The Question Mark Over Afghanistan

All of this leaves the massive American investment of its most precious resources, including lives, in Afghanistan an ongoing mystery that is never addressed. Somewhere in that country's vast stretches of poppy fields or in the halls of Washington's national security bureaucracy, in other words, lurks a great unasked question. It's a question asked almost half a century ago of Vietnam, the lost war to which David Petraeus turned in 2006 to produce the Army counterinsurgency manual that is the basis for the present surge.

The question was: Why are we in Vietnam? (It even became the title of a Norman Mailer novel.) In 1965, President Lyndon Johnson's administration produced a government propaganda film solely in response to that question, which was already threatening to drive down his polling figures and upend his Great Society at home. The film was called Why Viet-Nam. While it had no question mark after the title, the question of whether to add one was actually argued out in the most literal way inside the administration.
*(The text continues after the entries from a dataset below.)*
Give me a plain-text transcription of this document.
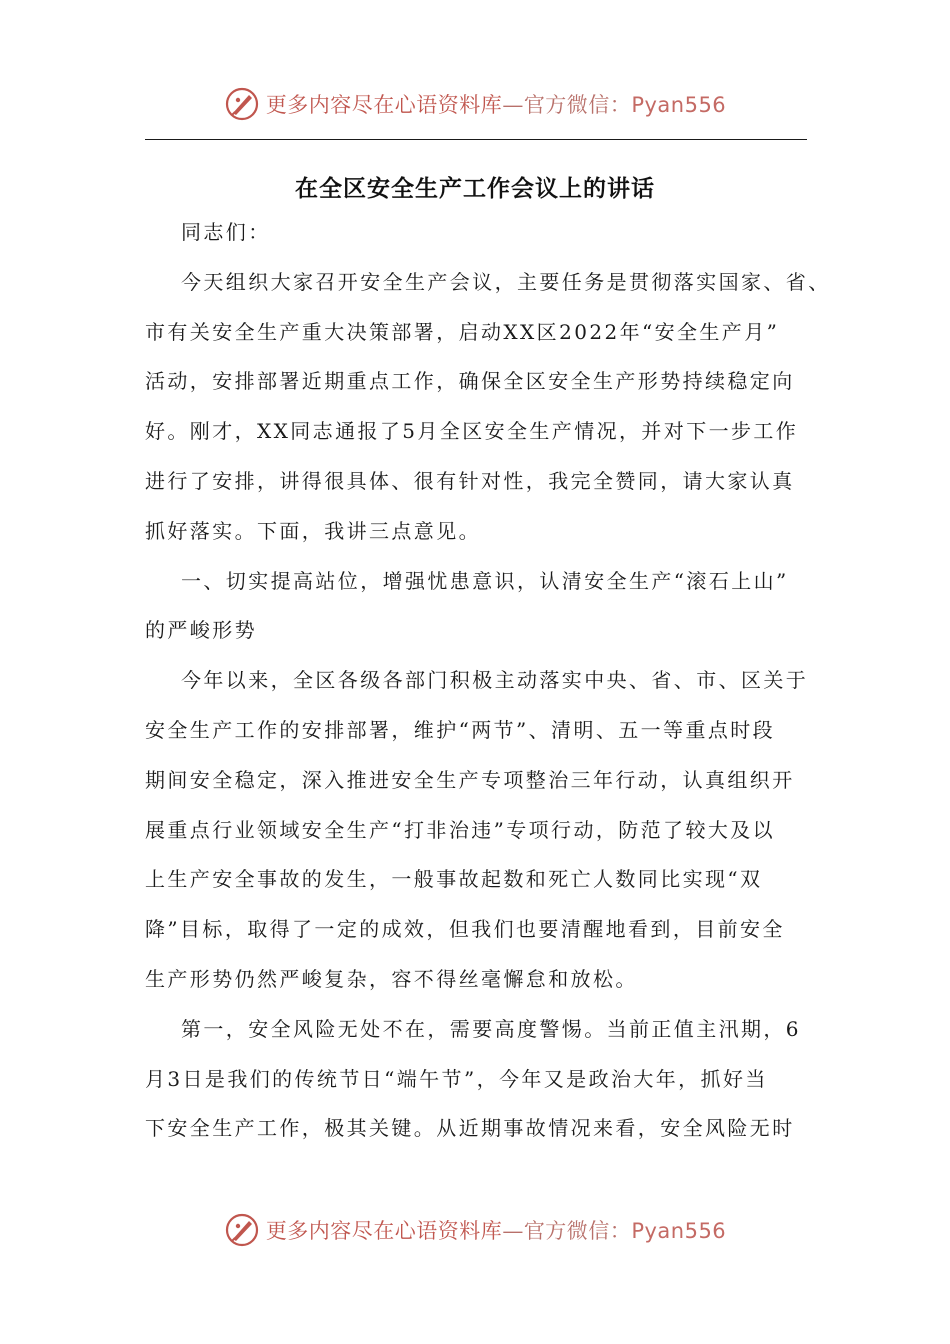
更多内容尽在心语资料库—官方微信：Pyan556
在全区安全生产工作会议上的讲话
同志们：
今天组织大家召开安全生产会议，主要任务是贯彻落实国家、省、
市有关安全生产重大决策部署，启动XX区2022年“安全生产月”
活动，安排部署近期重点工作，确保全区安全生产形势持续稳定向
好。刚才，XX同志通报了5月全区安全生产情况，并对下一步工作
进行了安排，讲得很具体、很有针对性，我完全赞同，请大家认真
抓好落实。下面，我讲三点意见。
一、切实提高站位，增强忧患意识，认清安全生产“滚石上山”
的严峻形势
今年以来，全区各级各部门积极主动落实中央、省、市、区关于
安全生产工作的安排部署，维护“两节”、清明、五一等重点时段
期间安全稳定，深入推进安全生产专项整治三年行动，认真组织开
展重点行业领域安全生产“打非治违”专项行动，防范了较大及以
上生产安全事故的发生，一般事故起数和死亡人数同比实现“双
降”目标，取得了一定的成效，但我们也要清醒地看到，目前安全
生产形势仍然严峻复杂，容不得丝毫懈怠和放松。
第一，安全风险无处不在，需要高度警惕。当前正值主汛期，6
月3日是我们的传统节日“端午节”，今年又是政治大年，抓好当
下安全生产工作，极其关键。从近期事故情况来看，安全风险无时
更多内容尽在心语资料库—官方微信：Pyan556
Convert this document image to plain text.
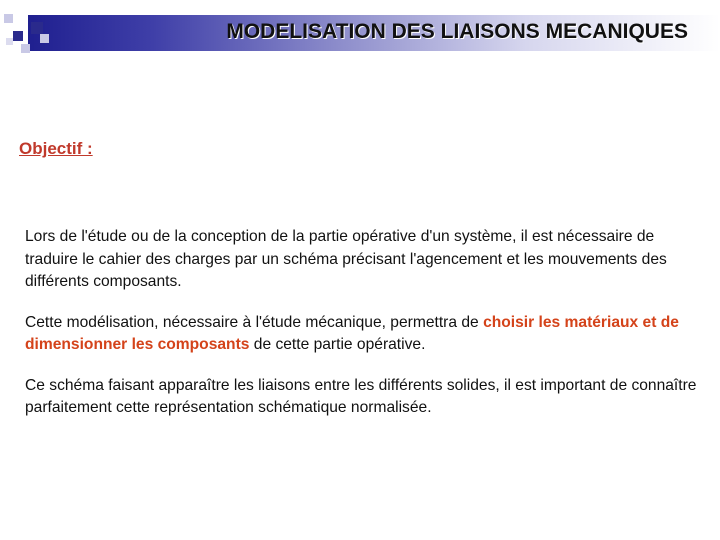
MODELISATION DES LIAISONS MECANIQUES
Objectif :

Lors de l'étude ou de la conception de la partie opérative d'un système, il est nécessaire de traduire le cahier des charges par un schéma précisant l'agencement et les mouvements des différents composants.

Cette modélisation, nécessaire à l'étude mécanique, permettra de choisir les matériaux et de dimensionner les composants de cette partie opérative.

Ce schéma faisant apparaître les liaisons entre les différents solides, il est important de connaître parfaitement cette représentation schématique normalisée.
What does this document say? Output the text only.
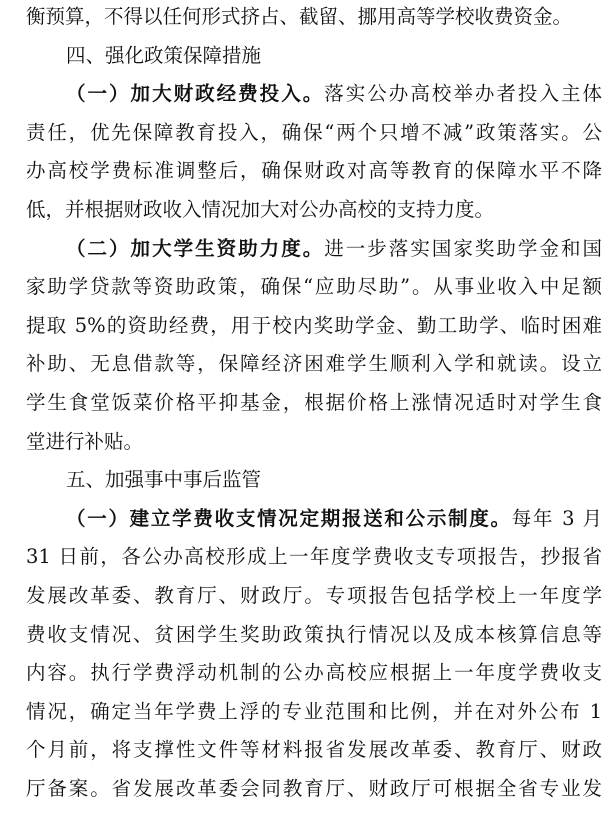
衡预算，不得以任何形式挤占、截留、挪用高等学校收费资金。
四、强化政策保障措施
（一）加大财政经费投入。落实公办高校举办者投入主体
责任，优先保障教育投入，确保“两个只增不减”政策落实。公
办高校学费标准调整后，确保财政对高等教育的保障水平不降
低，并根据财政收入情况加大对公办高校的支持力度。
（二）加大学生资助力度。进一步落实国家奖助学金和国
家助学贷款等资助政策，确保“应助尽助”。从事业收入中足额
提取 5%的资助经费，用于校内奖助学金、勤工助学、临时困难
补助、无息借款等，保障经济困难学生顺利入学和就读。设立
学生食堂饭菜价格平抑基金，根据价格上涨情况适时对学生食
堂进行补贴。
五、加强事中事后监管
（一）建立学费收支情况定期报送和公示制度。每年 3 月
31 日前，各公办高校形成上一年度学费收支专项报告，抄报省
发展改革委、教育厅、财政厅。专项报告包括学校上一年度学
费收支情况、贫困学生奖助政策执行情况以及成本核算信息等
内容。执行学费浮动机制的公办高校应根据上一年度学费收支
情况，确定当年学费上浮的专业范围和比例，并在对外公布 1
个月前，将支撑性文件等材料报省发展改革委、教育厅、财政
厅备案。省发展改革委会同教育厅、财政厅可根据全省专业发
The film began with the president quoting a letter he had received from a mother "in the Midwest" whose son was stationed in Vietnam. You hear the president, in his homey twang, pick up that woman's question, as if it were his own. "Why Vietnam?" he repeats three times as the title appears on the screen, after which, official or not, a question mark seems to hover over every scene, as it did over the war itself.

In a sense, the same question mark appeared both before and after the 2003 invasion of Iraq, but it has never been associated with Afghanistan. Because of 9/11, Afghanistan remained for years the (relatively) good (and largely forgotten) war, until visible failure visibly tarnished it.

It's now past time to ask that question, even as the Obama administration repeats the Al Qaeda mantra of the Bush years almost word for word and lets any explanation go at that.

Why are we in Afghanistan? Why is our treasure being wasted there when it's needed here?

It's clear enough that a failed counterinsurgency war in Afghanistan will be an unaffordably expensive catastrophe. Let's not wait a year to discover that there's an even worse fate ahead, a "success" that leaves us mired there for years to come as our troubles at home only grow. With everything else Americans have to deal with, who needs a future Petraeus Syndrome?